Altogether there are now an estimated 800,000 to one million students enrolled in Pakistan’s madrasas: an entire free Islamic education system existing parallel to the increasingly moribund state sector. Though the link between the madrasas and al-Qaeda is often exaggerated - the overwhelming majority of the sophisticated international Salafi jihadis associated with Osama Bin Laden’s group are middle-class and were well educated at western-style colleges - it is true that madrasa students have been closely involved in both the rise of the Taliban and the growth of sectarian violence within Pakistan and Afghanistan; it is also true that the education provided by many madrasas is often wholly inadequate to prepare or equip children for modern life in a civil society.

There is, however, one bright glimmer of hope in this depressingly dark situation. In 1995, a group of Karachi-based Pakistani businessmen founded a new charity called The Citizens Foundation, or TCF, with the simple aim of taking Pakistan’s children off the streets and providing them with a quality, secular education at heavily subsidised prices.

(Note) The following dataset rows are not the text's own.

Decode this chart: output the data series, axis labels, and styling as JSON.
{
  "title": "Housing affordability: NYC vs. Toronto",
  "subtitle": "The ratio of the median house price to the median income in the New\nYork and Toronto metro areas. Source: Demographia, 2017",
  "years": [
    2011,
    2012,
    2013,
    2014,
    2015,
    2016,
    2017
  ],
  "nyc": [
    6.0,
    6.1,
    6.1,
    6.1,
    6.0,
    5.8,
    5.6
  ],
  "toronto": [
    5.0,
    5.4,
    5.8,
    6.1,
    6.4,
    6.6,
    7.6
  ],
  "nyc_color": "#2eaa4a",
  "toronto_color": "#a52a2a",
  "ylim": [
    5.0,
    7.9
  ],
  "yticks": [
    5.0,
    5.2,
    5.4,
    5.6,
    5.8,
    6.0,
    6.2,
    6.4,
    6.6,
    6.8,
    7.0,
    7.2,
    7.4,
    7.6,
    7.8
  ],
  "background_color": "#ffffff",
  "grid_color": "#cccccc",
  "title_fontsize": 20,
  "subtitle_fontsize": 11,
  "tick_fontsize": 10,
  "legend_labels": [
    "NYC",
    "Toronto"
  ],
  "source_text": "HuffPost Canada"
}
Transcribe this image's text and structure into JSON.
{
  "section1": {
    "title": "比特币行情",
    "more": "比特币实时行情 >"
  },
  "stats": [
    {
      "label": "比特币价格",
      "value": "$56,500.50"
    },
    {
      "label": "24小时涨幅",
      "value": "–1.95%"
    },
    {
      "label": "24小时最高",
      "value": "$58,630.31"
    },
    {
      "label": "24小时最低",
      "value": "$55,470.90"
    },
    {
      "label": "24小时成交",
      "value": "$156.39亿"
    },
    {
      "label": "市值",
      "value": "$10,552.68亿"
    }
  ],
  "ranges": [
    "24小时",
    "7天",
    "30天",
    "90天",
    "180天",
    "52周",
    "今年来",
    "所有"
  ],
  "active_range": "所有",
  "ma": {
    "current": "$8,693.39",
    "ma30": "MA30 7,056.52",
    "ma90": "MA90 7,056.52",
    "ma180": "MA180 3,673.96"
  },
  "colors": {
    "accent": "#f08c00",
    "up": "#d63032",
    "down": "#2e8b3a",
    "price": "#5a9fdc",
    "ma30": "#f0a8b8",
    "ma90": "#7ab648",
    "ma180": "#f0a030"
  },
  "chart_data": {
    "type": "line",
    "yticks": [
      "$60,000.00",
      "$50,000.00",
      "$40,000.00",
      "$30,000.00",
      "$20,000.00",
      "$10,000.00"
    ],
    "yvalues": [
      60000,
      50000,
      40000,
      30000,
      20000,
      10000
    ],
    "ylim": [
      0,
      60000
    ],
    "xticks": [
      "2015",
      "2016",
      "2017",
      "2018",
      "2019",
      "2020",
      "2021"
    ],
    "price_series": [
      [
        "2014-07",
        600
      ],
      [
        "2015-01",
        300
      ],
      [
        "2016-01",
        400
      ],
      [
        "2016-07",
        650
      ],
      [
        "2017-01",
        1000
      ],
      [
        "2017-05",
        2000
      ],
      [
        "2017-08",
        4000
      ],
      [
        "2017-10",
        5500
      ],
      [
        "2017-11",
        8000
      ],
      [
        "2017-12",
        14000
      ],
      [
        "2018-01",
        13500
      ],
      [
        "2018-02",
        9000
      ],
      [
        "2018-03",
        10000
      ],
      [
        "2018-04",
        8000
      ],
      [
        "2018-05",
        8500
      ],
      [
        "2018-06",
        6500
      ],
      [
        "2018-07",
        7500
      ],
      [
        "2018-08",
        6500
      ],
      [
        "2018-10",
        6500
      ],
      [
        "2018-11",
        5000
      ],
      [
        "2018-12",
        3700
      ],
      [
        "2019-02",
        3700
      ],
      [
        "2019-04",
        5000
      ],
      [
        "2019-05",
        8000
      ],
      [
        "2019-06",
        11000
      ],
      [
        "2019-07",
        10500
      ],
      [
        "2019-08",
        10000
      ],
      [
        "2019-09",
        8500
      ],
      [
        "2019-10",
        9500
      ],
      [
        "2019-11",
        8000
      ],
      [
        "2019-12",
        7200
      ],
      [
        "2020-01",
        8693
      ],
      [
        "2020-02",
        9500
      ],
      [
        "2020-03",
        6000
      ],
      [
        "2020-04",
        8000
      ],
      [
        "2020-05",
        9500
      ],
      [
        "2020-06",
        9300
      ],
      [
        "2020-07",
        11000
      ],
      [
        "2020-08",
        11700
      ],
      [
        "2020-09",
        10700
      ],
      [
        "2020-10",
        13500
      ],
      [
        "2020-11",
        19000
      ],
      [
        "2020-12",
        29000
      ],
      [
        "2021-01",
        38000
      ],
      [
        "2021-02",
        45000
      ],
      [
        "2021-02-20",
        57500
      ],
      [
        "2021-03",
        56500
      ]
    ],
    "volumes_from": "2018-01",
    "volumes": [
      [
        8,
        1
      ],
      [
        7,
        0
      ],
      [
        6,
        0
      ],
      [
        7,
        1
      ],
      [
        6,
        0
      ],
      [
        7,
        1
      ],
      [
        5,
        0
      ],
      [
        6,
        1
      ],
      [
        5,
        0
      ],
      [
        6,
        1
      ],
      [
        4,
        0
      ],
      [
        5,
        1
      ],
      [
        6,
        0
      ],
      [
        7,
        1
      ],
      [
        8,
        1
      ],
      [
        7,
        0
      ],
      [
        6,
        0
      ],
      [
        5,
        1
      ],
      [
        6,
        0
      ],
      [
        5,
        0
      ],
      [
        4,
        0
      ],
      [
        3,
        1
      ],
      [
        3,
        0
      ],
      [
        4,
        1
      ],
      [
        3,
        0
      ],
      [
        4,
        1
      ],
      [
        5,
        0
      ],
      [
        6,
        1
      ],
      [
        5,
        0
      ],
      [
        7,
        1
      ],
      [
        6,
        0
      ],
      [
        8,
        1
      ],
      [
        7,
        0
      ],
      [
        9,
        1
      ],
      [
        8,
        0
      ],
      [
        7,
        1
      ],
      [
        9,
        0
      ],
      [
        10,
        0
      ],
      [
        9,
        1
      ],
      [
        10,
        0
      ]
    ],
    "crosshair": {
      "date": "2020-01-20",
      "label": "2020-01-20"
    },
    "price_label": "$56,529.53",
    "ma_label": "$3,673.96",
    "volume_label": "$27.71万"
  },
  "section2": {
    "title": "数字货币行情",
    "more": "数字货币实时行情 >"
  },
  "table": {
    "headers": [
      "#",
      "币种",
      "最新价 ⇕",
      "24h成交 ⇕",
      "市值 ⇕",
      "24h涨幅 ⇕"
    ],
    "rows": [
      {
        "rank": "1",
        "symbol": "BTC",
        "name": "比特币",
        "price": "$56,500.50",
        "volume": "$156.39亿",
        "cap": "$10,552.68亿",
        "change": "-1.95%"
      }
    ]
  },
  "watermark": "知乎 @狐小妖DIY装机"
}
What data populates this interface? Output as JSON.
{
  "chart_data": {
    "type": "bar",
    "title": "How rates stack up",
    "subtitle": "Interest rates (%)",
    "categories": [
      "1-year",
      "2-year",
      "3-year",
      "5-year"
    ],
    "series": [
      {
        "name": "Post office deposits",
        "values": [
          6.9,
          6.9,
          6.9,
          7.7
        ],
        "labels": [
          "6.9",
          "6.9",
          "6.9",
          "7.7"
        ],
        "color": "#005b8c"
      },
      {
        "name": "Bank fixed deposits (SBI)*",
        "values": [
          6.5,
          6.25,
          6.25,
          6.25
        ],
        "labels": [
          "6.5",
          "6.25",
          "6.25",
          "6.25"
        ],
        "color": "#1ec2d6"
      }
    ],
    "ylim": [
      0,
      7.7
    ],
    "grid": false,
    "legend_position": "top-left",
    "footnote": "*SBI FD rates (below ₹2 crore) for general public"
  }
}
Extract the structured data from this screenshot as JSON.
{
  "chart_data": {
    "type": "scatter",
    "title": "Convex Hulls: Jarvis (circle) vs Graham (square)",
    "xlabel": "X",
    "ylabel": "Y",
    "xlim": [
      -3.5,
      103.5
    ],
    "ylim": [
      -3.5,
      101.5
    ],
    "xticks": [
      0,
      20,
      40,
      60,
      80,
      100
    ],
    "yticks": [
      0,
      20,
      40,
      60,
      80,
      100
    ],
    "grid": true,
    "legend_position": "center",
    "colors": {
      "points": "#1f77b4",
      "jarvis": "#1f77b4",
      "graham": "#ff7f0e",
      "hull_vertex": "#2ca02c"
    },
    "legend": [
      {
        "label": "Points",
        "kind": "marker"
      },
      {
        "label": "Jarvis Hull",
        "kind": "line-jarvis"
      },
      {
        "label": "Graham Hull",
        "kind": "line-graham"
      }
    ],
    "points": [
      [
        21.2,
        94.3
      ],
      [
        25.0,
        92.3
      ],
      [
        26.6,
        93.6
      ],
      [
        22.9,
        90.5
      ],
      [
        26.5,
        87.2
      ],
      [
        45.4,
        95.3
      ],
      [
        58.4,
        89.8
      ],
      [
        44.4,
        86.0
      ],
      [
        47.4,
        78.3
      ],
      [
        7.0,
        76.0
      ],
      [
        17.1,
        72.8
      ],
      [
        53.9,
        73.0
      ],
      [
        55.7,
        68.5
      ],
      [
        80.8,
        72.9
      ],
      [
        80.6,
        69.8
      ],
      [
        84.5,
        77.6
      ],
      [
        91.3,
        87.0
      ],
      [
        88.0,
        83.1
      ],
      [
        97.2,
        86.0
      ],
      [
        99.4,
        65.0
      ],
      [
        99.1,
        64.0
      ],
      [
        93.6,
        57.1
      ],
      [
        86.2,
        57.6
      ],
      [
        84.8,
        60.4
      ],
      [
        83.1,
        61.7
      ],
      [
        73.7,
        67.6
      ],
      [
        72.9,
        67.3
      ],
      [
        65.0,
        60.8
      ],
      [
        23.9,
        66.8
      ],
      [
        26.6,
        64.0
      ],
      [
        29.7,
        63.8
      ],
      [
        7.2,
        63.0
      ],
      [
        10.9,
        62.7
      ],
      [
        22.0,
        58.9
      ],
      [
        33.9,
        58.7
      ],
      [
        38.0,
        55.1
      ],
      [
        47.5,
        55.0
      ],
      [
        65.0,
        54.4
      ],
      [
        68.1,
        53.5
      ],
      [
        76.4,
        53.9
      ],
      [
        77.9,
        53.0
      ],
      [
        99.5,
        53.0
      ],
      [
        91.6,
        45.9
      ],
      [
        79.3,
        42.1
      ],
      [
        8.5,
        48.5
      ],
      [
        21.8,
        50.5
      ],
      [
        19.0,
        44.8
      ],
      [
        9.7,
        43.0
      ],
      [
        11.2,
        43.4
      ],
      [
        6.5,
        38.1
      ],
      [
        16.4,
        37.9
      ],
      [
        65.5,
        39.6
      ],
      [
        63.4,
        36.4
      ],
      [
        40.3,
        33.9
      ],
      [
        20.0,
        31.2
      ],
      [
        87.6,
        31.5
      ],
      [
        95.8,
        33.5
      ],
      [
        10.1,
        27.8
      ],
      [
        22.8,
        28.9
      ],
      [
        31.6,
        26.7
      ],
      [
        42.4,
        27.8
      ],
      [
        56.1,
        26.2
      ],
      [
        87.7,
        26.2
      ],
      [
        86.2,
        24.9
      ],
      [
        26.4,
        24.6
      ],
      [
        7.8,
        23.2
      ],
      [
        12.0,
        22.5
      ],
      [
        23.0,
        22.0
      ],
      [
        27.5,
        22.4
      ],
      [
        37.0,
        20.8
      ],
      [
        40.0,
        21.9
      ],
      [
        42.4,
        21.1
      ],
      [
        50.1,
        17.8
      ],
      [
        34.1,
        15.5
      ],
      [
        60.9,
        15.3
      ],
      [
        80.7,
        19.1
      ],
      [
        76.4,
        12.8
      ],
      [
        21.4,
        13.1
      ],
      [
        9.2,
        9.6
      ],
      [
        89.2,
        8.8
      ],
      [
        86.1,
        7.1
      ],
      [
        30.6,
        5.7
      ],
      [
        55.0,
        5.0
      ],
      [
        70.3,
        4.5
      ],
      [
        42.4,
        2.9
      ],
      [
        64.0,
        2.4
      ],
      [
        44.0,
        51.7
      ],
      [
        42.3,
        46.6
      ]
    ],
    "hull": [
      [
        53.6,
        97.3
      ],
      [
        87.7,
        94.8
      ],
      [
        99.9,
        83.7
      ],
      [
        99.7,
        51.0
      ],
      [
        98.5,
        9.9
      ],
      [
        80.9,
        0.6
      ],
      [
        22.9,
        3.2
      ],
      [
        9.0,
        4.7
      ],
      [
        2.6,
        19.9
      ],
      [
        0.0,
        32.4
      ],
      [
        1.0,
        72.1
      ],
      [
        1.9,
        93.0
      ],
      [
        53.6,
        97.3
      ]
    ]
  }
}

Since then the charity has grown at the most remarkable rate: TCF now has 311 purpose-built schools located in Pakistan’s most miserable slums and most underdeveloped rural areas, and a new one opens every single week. Each morning, around 40,000 boys and girls enter the gates of a TCF school somewhere in Pakistan.

The TCF schools I have visited are remarkable: in contrast to the government-run primaries, which usually resemble little more than cattle pens, TCF schools are beautifully planned two-storey structures built in brick, with attractive courtyards and verandas. Each has six classrooms, a library, an art room and washrooms with running water; the secondary schools have, in addition, science and computer rooms. The quality of teaching is surprisingly high, and TCF has its own purpose-built teacher-training institute where the staff - entirely made up of women, in order to encourage parents to enrol their girls - receive a thorough grounding in education. Since it was opened in 1997, more than 2,400 trained teachers have emerged from the institute and taken up positions in TCF schools.

The quality of teaching provided to the children in many cases equals that of Pakistan’s smartest private schools; yet the kids who enrol are from the very poorest and most deprived families. Although all children have to pay fees of a minimum of ten Pakistani rupees a month, TCF’s adjustable fee structure gives the poorest children access to an education, uniforms and school books at heavily subsidised rates - up to 95 per cent of fees - putting a top-quality edu cation within the reach of the poor for the first time. Already the first batch of graduates from the TCF system has been winning scholarships to Pakistan’s leading colleges.

It costs just £10 a month to educate a child at a TCF school; £6,000 will keep an entire school running for a year. TCF is probably the most dynamic, impressive and well-run south Asian charity I have come across in 20 years of writing about the subcontinent. Yet, given Pakistan’s now central geopolitical role, and the huge stake that the west has in seeing Pakistan surviving as a moderate and potentially democratic country, it is an NGO that we need to support almost as much out of self-interest as charity.